Much of Wall Street was excited about the prospect of having the bad debt wiped off companies’ books. 

The rejection of this proposal as of Wednesday sank the Dow Jones Industrial Average another 250 points midday, with major indexes retracting more than 2%, reports Sara Lepro for Associated Press.

The $700 billion bailout plan is proving to be time-consuming and instead the focus will be on buying stakes in banks and encouraging them to resume normal lending.

In response to the financial turmoil, consumers have cut their spending back, with retailers stuck in the toughest environment yet. Best Buy Co. (BBY) cut their fiscal 2009 earnings outlook lower than analysts’ estimates, while Circuit City (CC) filed for bankruptcy protection because of a lack of vendor confidence and low liquidity amidst the economic panic, reports Betsy Vereckey for Associated Press.

SPDR S&P Retail (XRT) is down 41.6% year-to-date.

The Bank of England is warning about the risk of deflation because of the stunted global growth, and oil responded by dropping to $57 per barrel. Oil prices have plunged more than 60% in four months, falling from a record $147.27 in July, reports Dirk Lammers for Associated Press.

Since crude is bought and sold in dollars, when the dollar rises against foreign currencies, investors often buy the greenback and sell oil.

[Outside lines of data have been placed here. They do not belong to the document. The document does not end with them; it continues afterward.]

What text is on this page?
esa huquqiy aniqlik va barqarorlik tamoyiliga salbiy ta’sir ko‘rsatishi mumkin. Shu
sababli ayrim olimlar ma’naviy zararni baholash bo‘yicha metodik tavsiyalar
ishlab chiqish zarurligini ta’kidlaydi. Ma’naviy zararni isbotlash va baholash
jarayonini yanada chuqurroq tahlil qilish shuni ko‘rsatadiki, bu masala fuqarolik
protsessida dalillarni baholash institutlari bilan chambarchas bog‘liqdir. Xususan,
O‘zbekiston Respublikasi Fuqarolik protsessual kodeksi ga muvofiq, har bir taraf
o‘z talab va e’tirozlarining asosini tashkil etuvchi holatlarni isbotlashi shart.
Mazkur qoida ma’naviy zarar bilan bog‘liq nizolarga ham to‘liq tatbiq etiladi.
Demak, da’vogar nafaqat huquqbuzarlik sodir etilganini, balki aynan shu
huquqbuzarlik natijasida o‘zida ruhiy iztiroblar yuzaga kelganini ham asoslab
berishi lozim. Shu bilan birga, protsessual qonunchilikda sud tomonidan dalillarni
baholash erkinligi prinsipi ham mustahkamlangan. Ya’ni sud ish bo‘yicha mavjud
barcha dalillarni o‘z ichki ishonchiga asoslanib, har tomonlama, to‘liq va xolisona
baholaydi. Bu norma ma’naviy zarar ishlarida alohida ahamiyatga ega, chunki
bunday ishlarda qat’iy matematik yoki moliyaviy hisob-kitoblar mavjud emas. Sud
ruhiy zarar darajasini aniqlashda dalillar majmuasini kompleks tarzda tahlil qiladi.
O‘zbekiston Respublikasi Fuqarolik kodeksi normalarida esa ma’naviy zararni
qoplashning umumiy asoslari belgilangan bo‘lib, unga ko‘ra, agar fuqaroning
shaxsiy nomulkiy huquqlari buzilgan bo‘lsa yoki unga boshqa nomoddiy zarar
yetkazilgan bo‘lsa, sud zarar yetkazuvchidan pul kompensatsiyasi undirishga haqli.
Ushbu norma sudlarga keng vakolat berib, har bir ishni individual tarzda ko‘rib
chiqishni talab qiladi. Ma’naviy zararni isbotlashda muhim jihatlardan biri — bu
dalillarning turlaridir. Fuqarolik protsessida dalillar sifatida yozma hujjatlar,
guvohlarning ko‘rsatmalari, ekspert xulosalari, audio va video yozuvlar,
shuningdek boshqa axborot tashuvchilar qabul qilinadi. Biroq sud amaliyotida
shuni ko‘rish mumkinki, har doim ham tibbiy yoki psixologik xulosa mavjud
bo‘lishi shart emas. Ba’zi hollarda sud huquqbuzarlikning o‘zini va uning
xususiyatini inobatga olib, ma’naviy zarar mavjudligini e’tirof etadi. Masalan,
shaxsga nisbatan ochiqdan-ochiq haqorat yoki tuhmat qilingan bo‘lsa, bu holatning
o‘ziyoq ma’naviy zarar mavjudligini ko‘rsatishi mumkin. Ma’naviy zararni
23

One analyst reports that investors are adjusting to a new reality that involves a slowing global economy with a strong dollar, weak commodities and a fear of deflation, or a general decline in prices. If global growth wanes, the demand for gas and other crude products will, too. The commodities are experiencing the boom-bust cycle right now, so insiders are trying to keep consumers from panicking.

United States Oil (USO) is down 36.5% year-to-date and is 59% off its July 14 high.